Saturday, May 31, 2008

Pained ramblings

First of all, Owwwwwwwwwwwwww. The infection has apparently spread from my eye down my face, so the whole right side of my face is swollen and everything, breathing, walking, blinking, thinking too hard, is like getting punched in the face.

Since discussing this is both self-pitying and boring, I'll direct you all to an article in the New York Times on expats in Liberia. I'm a bit conflicted with this thing. Basically, it is some reporter who no doubt has a lovely little loft in Brooklyn coming out to Monrovia and seeing all the sushi joints, all the swimming pools, all the casinos and then saying that aid workers are wasting the resources meant for poverty stricken Liberians on frivolous resources.

Now, when I was living in Liberia, I was the first to say that the Sushi joints and the pools and the parties were a bit excessive, bacchanalian even, at times. However, you know what, they were certainly no more excessive than what is going on every weekend in every city in Europe and the States and considerably less decadent than life in, say, New York or London. Considerably, considerably less.

Now, this reporter was all worked up, I imagine, because he wants to believe that every aid worker is a saint who never does anything but ponder the inequalities of the developing world and hand out scoops of bulgar wheat. Instead, he shows up and discovers a life just as messy and frivolous and meaningless as anything in the real world.
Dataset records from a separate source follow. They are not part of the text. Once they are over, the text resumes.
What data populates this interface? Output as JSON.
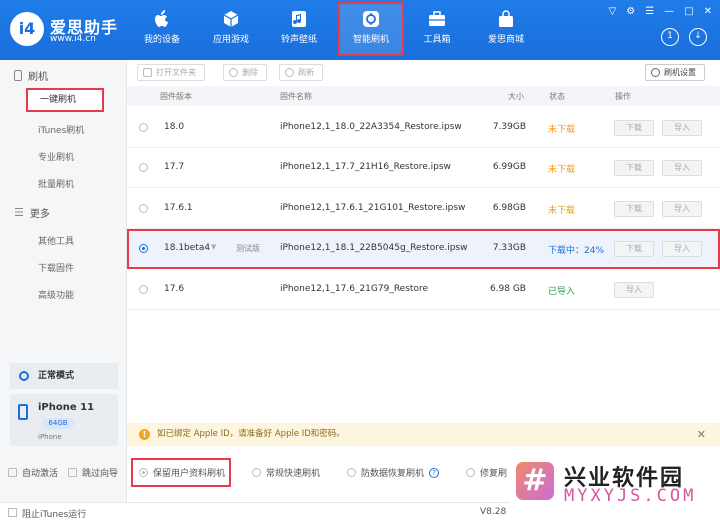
{
  "header": {
    "brand_name": "爱思助手",
    "brand_url": "www.i4.cn",
    "logo_text": "i4",
    "nav": [
      "我的设备",
      "应用游戏",
      "铃声壁纸",
      "智能刷机",
      "工具箱",
      "爱思商城"
    ],
    "notification_count": "1"
  },
  "sidebar": {
    "group_flash": "刷机",
    "items_flash": [
      "一键刷机",
      "iTunes刷机",
      "专业刷机",
      "批量刷机"
    ],
    "group_more": "更多",
    "items_more": [
      "其他工具",
      "下载固件",
      "高级功能"
    ],
    "mode": "正常模式",
    "device_name": "iPhone 11",
    "device_capacity": "64GB",
    "device_type": "iPhone"
  },
  "toolbar": {
    "open_folder": "打开文件夹",
    "delete": "删除",
    "refresh": "刷新",
    "settings": "刷机设置"
  },
  "table": {
    "headers": [
      "固件版本",
      "固件名称",
      "大小",
      "状态",
      "操作"
    ],
    "rows": [
      {
        "version": "18.0",
        "name": "iPhone12,1_18.0_22A3354_Restore.ipsw",
        "size": "7.39GB",
        "status": "未下载",
        "download": "下载",
        "import": "导入"
      },
      {
        "version": "17.7",
        "name": "iPhone12,1_17.7_21H16_Restore.ipsw",
        "size": "6.99GB",
        "status": "未下载",
        "download": "下载",
        "import": "导入"
      },
      {
        "version": "17.6.1",
        "name": "iPhone12,1_17.6.1_21G101_Restore.ipsw",
        "size": "6.98GB",
        "status": "未下载",
        "download": "下载",
        "import": "导入"
      },
      {
        "version": "18.1beta4",
        "tag": "测试版",
        "name": "iPhone12,1_18.1_22B5045g_Restore.ipsw",
        "size": "7.33GB",
        "status": "下载中：24%",
        "download": "下载",
        "import": "导入"
      },
      {
        "version": "17.6",
        "name": "iPhone12,1_17.6_21G79_Restore",
        "size": "6.98 GB",
        "status": "已导入",
        "import": "导入"
      }
    ]
  },
  "notice": "如已绑定 Apple ID，请准备好 Apple ID和密码。",
  "options": {
    "auto_activate": "自动激活",
    "skip_guide": "跳过向导",
    "preserve_data": "保留用户资料刷机",
    "quick_flash": "常规快速刷机",
    "recovery_flash": "防数据恢复刷机",
    "repair_flash": "修复刷"
  },
  "footer": {
    "block_itunes": "阻止iTunes运行",
    "version": "V8.28"
  },
  "watermark": {
    "cn": "兴业软件园",
    "en": "MYXYJS.COM"
  }
}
Only set against a backdrop that people in the real world can pretend doesn't exist and we are forced to acknowledge every time we want to go out and buy some cigarettes.

I mean, he makes it out like the money which we were using to go to the casinos would otherwise be used to feed a small child, only we heartlessly diverted it in to bottles of wine and surfboards.

We are doing what every other young, silly, single person who can afford to does. We are spending way too much money on booze and way too much time on attracting the opposite sex. We just wear more khaki than the rest of them and trousers with more pockets.

So could everyone PLEASE stop being bloody well shocked that humanitarians are just as beset by human frailty as everyone else.

And could someone send me some very very strong drugs before I cut my own head off?